As TSLA currently sits at $398.68 per share, investors remain cautious as the market’s future remains highly unpredictable.
Tesla Spends More Than Its Profits
Tesla’s latest update involves a $20 billion plan to build factories for its Cybercab robotaxi and its Optimus humanoid robot. The money is also set aside for new computer clusters needed to train its AI. Safety testing and production schedules for Tesla’s Cybercab are clashing with the allocation of factory space for robot manufacturing, inherently slowing down production and sales.
With falling car sales and spending double its net income, TSLA’s current dip marks a big change from its profit trends of recent years.
Oil Crisis Worsens TSLA Volatility
Tension at the Strait of Hormuz, as Iran closes it off amid the conflict with the U.S.-Israeli forces, has spiked oil prices to a historic high of $100 per barrel. The Strait is a strategic passageway, crucial to the daily transport of 20% of the world’s oil reserves. Even one day of hindered traffic at the strait could affect the global markets drastically.
In the wake of an impending economic crisis like this, growth stocks like TSLA generally take a severe hit, as anxious investors seek safe-haven assets in its place.
U.S. military forces are on the frontline to ensure the shipping lanes stay open. The upcoming G7 meeting shall decide on a possible way to tackle the situation.
Impact of the China-Nexperia Dispute
The long-standing dispute between Dutch chipmaker Nexperia and its Chinese owners has impacted Tesla’s availability of semiconductor chips, crucial for both cars and electronic equipment.
A potential shortage of semiconductor chips sourced from China could affect Tesla sales, as production capacity will not keep up with growing customer demand.

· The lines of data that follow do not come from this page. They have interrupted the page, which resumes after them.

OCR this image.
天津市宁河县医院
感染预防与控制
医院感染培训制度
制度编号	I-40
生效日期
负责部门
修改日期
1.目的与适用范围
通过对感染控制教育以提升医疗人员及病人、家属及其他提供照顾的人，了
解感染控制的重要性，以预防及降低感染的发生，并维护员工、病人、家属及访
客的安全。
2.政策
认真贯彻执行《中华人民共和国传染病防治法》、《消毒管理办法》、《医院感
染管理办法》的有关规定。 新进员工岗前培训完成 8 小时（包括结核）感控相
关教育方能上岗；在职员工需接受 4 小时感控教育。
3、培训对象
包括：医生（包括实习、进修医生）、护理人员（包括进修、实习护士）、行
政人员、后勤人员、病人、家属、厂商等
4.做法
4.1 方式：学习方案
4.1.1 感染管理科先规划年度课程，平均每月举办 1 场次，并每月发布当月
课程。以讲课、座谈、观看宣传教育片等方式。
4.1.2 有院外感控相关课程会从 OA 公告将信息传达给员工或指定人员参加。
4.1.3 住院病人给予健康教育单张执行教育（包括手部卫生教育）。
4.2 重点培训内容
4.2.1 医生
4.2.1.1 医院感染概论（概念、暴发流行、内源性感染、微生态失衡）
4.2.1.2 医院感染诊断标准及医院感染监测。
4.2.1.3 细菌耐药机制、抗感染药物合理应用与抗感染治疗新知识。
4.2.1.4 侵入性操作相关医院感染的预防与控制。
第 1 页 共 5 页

This could hinder Tesla’s production targets and market share acquisition.
Should You Buy TSLA?
According to Wall Street, TSLA stock has a Hold consensus rating based on 13 Buys, 11 Holds, and seven Sells issued over the last three months. Major banks like JPMorgan and Morgan Stanley observe that with Tesla’s current momentum, it would be highly unlikely for the company to achieve its targets.
Persistently high oil prices may catalyze EV adoption in the long term, making investments in the sector increasingly fruitful. Tesla’s 2026 updates include the upcoming V3 of the Optimus robot and production of the fully autonomous Cybercab starting from April, both of which could also serve as a potential trigger for a trend reversal.
In the short term, the ongoing Iranian conflict will weigh on Tesla stock. Therefore, patient holders are advised to be cautious of potential macro headwinds.